The Padavano girls live in a small house in a Chicago neighborhood with their garden-obsessed mother and philosophical father. The eldest is determined to follow a strictly linear path: college, marriage, and baby, and will bend everyone in her orbit to fit within the confines of her plan. The next daughter lives in a holding pattern waiting for poetical love. The youngest sisters, twins, take different forks in the road both at odds with the mother and their Catholic upbringing.
Woven into the fabric of their tight-knit family is a young man without one. A young man so grateful to be part of something, that he forgets himself. (Yes, he’s the sort of Laurie.) Swept up in the emotionally charged Padavano family, he becomes overwhelmed and finds it more and more difficult to be who they want him to be.

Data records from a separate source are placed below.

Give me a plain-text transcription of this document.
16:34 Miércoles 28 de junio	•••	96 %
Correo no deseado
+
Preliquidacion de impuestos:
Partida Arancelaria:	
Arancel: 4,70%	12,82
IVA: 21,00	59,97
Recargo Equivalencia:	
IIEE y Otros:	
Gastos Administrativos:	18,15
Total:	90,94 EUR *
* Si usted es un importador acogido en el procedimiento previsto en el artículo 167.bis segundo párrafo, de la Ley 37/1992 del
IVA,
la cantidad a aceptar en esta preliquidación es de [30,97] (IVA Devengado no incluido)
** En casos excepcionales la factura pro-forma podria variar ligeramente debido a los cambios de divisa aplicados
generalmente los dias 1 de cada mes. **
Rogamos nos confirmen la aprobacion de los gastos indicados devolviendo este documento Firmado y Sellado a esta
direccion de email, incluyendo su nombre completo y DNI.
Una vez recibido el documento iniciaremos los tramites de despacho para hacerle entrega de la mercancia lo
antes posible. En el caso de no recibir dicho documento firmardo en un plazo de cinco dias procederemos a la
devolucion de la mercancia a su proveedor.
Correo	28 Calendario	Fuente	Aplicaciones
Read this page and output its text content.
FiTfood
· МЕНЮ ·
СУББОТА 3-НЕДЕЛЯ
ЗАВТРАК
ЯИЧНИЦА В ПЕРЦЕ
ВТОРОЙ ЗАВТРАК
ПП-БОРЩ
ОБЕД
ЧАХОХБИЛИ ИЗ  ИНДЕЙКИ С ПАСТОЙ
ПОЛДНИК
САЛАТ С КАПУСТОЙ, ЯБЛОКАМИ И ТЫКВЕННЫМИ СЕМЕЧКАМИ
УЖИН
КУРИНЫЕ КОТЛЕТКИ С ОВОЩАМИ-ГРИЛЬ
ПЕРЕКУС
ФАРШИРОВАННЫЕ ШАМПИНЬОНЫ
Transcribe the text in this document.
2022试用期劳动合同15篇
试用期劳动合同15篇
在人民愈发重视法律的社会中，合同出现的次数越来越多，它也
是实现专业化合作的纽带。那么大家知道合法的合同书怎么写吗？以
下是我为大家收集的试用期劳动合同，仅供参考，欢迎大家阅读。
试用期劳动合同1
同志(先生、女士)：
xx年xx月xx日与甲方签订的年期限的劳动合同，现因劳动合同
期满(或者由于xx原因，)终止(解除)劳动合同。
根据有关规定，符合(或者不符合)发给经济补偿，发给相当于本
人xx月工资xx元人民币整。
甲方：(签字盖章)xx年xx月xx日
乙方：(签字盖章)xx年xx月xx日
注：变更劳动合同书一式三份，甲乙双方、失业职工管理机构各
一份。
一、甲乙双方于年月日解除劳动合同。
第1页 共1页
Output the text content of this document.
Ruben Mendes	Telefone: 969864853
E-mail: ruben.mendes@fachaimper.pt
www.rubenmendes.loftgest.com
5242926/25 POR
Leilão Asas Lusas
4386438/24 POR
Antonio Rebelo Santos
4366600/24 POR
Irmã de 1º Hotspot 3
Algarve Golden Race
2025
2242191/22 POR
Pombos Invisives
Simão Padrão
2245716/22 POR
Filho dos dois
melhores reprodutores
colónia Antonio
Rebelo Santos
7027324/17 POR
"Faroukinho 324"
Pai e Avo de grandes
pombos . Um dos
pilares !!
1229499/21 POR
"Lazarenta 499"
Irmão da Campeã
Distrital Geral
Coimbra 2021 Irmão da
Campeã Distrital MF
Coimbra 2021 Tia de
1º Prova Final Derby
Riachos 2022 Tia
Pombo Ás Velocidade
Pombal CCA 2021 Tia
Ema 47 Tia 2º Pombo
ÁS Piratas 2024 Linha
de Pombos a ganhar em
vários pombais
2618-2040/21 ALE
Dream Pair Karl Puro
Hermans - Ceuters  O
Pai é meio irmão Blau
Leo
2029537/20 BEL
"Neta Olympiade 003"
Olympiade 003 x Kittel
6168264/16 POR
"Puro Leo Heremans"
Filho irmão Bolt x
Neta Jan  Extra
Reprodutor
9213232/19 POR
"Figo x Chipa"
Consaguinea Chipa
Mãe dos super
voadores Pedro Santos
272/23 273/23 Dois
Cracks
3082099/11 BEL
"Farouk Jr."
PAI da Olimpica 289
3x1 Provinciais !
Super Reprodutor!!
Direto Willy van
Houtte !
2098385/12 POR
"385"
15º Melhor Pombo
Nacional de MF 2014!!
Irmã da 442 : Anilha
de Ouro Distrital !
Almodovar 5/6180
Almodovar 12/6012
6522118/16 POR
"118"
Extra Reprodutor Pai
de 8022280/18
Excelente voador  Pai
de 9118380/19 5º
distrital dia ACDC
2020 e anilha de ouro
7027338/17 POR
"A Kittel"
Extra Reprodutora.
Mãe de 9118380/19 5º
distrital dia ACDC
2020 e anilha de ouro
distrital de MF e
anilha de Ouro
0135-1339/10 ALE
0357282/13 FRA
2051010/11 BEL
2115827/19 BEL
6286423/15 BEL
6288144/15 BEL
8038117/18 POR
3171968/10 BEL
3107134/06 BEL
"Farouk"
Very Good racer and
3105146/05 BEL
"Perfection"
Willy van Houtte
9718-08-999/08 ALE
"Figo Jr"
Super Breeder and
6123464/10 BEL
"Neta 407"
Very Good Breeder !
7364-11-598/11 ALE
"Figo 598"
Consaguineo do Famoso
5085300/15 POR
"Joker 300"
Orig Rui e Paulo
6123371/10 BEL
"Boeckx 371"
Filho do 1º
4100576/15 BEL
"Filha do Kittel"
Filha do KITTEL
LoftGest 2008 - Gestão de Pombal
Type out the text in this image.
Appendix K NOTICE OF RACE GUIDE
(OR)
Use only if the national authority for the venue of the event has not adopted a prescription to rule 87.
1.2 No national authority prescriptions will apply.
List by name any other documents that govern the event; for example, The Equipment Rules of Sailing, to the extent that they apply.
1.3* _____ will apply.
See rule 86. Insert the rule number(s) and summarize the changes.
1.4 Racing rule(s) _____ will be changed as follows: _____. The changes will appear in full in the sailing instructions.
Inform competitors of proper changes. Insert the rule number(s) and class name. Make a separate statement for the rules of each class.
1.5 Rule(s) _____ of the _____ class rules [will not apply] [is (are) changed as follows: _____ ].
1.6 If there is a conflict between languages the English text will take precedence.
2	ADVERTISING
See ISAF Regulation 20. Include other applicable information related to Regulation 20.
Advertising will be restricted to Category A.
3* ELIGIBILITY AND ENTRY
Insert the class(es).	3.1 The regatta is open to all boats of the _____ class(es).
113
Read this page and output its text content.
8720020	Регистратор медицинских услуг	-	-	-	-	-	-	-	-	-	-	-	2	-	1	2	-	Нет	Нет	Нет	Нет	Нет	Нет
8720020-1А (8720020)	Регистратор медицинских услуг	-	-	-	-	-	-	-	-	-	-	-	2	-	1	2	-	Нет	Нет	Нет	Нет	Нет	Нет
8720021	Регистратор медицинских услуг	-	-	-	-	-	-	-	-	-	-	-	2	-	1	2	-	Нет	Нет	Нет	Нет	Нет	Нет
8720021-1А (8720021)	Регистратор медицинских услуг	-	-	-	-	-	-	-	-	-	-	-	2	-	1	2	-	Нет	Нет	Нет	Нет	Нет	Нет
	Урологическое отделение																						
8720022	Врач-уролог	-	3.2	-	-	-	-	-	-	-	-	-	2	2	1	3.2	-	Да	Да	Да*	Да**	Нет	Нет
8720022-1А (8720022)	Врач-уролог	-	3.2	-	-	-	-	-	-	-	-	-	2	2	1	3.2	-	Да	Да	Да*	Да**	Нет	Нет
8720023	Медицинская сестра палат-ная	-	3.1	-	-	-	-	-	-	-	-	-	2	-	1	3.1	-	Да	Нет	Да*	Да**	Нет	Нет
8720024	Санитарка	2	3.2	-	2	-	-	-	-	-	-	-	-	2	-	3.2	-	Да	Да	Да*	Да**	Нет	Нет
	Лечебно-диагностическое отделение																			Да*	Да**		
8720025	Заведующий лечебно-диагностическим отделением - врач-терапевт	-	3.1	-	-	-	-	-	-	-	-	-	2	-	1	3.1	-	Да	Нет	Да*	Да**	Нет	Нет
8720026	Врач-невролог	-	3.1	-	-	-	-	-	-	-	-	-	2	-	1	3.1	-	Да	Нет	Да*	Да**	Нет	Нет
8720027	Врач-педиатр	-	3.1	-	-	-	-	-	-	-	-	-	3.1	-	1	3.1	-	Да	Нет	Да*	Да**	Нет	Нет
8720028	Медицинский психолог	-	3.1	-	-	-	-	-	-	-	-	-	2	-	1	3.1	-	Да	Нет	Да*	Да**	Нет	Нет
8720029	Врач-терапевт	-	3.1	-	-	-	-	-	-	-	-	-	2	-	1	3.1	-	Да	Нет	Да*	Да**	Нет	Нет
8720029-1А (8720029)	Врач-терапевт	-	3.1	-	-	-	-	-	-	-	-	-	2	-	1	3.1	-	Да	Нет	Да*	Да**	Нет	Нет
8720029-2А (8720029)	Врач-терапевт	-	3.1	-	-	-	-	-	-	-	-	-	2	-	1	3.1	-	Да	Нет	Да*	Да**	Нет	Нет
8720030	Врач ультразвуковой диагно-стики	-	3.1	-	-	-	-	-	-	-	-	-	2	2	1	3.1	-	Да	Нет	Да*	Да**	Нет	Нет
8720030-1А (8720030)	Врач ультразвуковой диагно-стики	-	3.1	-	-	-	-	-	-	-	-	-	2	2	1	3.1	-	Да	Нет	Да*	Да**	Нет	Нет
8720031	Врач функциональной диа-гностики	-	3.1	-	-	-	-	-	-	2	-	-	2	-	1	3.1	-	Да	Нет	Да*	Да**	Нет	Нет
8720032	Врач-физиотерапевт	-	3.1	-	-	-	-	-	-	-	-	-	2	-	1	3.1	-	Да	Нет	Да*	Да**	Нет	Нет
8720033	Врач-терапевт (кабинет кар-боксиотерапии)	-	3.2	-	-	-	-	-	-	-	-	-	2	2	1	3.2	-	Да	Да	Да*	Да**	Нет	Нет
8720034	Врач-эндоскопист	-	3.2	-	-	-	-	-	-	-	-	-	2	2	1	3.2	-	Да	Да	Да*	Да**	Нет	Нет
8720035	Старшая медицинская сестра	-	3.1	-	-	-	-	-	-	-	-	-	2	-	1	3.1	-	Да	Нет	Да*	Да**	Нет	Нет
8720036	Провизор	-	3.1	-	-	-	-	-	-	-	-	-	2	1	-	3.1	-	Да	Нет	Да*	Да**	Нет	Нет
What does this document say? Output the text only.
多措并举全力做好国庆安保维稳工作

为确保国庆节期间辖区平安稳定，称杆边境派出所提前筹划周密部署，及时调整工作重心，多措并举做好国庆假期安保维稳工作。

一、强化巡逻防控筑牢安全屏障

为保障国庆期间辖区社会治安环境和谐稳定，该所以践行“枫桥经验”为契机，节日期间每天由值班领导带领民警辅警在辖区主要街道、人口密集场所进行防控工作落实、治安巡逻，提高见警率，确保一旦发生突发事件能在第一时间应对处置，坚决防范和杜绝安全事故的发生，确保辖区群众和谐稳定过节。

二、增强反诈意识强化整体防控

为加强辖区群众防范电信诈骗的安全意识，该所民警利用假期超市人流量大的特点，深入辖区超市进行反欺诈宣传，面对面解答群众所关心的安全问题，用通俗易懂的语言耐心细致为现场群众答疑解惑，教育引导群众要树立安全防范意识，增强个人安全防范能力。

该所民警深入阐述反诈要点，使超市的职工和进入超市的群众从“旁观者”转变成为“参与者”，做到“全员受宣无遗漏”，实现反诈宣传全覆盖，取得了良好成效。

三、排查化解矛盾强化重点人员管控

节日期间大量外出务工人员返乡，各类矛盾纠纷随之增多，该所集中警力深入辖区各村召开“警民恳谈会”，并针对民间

I think because I really liked this book, what I didn’t like about it pesters me a bit. I am just a few years younger than the twins and no more than a handful of years younger than the two oldest siblings. Had some issues with the culture here. The sisters gave off a 1950s/1960’s vibe to me. Often the things they said and did reminded me more of my mother’s generation than young women in the early 1980s. I kept wondering where the malt shop was. Even the college campus experience seemed a little off the mark by a decade or two. For those of you who went to college in the 1980s, am I alone in this?
The weird timey-wimey feel is the only reason that I’m not giving this one 5 stars. It did gnaw at me a little and pulled me out of the story at times. Nevertheless, it was a great novel about how each of us engages and sometimes disengages with the world and our struggle to discover who we are and what we want under the pressures of our environment and the thorny thicket of our own nature.